The current welfare cap, combined with soaring rents, has led to 50,000 families being moved out of London over the last three years. The size of this ‘social cleansing’ rivals the forced movement of people in recent European conflict zones, despite Tory London Mayor Boris Johnson’s claim that welfare cuts would not lead to “Kosovo-style social cleansing”.

The Tories pledged in the election to further cap welfare payments by £3,000 and end the limited housing benefit currently available to under-21s claiming Jobseeker’s Allowance. Such draconian measures will increase evictions and homelessness.


Rent controls

I was interested to read the article on rent controls in the Socialist (issue 854).

In 1988 I was renting a one-bedroom ground floor flat in South East London. Both it and the identical flat upstairs were “fair-rented” on a secure tenancy. As long as we paid the rent and didn’t wreck the place, we couldn’t be thrown out. The rent was £200 a month pus rates (this was before the Poll Tax.)

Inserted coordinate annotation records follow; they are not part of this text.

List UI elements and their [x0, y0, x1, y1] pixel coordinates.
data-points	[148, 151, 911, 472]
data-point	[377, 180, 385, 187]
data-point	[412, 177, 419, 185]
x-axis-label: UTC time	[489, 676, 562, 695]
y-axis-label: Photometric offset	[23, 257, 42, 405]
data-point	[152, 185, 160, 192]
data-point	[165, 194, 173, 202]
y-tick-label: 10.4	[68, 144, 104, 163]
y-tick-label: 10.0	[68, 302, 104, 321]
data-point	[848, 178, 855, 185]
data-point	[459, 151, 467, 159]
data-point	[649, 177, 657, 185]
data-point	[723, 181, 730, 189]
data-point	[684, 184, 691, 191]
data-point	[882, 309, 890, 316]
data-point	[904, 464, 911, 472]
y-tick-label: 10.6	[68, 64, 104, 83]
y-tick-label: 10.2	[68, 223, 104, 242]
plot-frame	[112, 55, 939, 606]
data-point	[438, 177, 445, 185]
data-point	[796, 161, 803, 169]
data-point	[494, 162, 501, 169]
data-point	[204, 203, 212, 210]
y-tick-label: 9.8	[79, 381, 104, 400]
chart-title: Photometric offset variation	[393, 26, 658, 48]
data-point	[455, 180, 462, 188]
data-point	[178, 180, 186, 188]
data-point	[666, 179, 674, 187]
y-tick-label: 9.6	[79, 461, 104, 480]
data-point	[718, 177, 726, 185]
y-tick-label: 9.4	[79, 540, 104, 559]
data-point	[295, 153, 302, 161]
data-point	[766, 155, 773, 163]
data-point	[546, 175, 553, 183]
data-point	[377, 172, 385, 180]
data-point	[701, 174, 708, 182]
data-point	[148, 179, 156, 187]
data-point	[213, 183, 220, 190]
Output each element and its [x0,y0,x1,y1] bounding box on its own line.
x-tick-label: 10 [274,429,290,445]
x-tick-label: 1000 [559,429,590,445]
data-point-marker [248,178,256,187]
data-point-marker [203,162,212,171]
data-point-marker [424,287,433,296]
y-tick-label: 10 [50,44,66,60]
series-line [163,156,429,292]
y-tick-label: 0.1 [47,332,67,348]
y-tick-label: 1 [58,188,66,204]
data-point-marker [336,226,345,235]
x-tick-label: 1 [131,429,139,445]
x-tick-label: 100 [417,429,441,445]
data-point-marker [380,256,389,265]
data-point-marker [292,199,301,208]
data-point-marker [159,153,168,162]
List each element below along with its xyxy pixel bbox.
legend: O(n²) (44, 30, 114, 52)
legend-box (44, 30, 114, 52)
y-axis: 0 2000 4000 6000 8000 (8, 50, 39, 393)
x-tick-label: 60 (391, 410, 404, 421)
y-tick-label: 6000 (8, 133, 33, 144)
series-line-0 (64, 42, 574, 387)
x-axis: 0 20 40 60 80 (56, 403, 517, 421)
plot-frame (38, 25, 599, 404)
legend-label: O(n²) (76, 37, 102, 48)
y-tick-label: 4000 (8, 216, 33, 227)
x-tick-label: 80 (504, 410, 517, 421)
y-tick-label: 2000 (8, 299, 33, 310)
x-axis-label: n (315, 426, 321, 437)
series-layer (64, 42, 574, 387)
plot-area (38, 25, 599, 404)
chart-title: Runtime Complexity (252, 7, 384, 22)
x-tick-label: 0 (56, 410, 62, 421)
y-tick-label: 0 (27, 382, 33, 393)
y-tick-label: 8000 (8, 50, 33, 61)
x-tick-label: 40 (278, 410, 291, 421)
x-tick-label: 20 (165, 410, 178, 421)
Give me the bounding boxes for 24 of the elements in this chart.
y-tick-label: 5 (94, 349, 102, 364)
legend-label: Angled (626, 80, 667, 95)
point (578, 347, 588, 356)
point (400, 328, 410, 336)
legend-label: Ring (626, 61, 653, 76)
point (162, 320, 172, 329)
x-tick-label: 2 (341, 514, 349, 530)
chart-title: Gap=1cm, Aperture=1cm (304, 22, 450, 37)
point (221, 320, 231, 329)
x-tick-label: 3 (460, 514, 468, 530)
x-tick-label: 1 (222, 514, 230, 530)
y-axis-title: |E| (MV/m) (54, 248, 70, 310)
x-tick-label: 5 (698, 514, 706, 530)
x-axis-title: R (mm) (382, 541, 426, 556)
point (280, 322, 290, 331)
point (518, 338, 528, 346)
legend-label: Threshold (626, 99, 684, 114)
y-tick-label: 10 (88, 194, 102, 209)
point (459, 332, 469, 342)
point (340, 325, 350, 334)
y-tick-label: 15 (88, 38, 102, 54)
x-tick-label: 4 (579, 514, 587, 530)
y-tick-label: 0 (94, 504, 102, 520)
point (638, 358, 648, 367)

The upstairs tenants moved out in October 1988 and the landlords kept the place empty for three months. As soon as the Tories’ Housing Act came into force – I think it was 31 January – the next day the flat was rented out for £400 a month (plus rates of course!) on an ‘Assured Tenancy’, which meant that after six months the landlord could throw the tenants out on a whim.

So under the Tories’ Housing Act rents literally doubled over night!

A consequence for me was that the landlord continually tried to get my rent put up far more than the rate of inflation using the argument they were getting twice as much for an identical flat up the stairs! This meant annual trips to the Rent Tribunal with the additional hassle of preparing a case. But with the help of the Local Authority Advice Centre we managed to fight these.

I have since moved on but as the saying goes I couldn’t afford to live there now.

Tom Prentice, East Lothian

Socialist planning

During the election Labour said it would eventually build 200,000 affordable homes if elected.

However, tucked away on page 9 of Inside Housing (1 May) was an article headlined: ‘Brick shortages delay plans’. In it the Federation of Master Builders (FMB) says that brick production ground to a halt at the beginning of the recession and is still struggling to catch up.

Some of the brickworks were closed for good and will never work again. As well as the shortage of materials, there is also a shortage of bricklayers and the FMB says they may well have to rely on migrant labour.

If ever there was proof of the need for a socialist planned economy this debacle is it. Only then would there be control of raw materials, the means of production, training and apprenticeships, all linked together to meet the needs of society.

Yet again the failure of market forces undermines the needs of the people.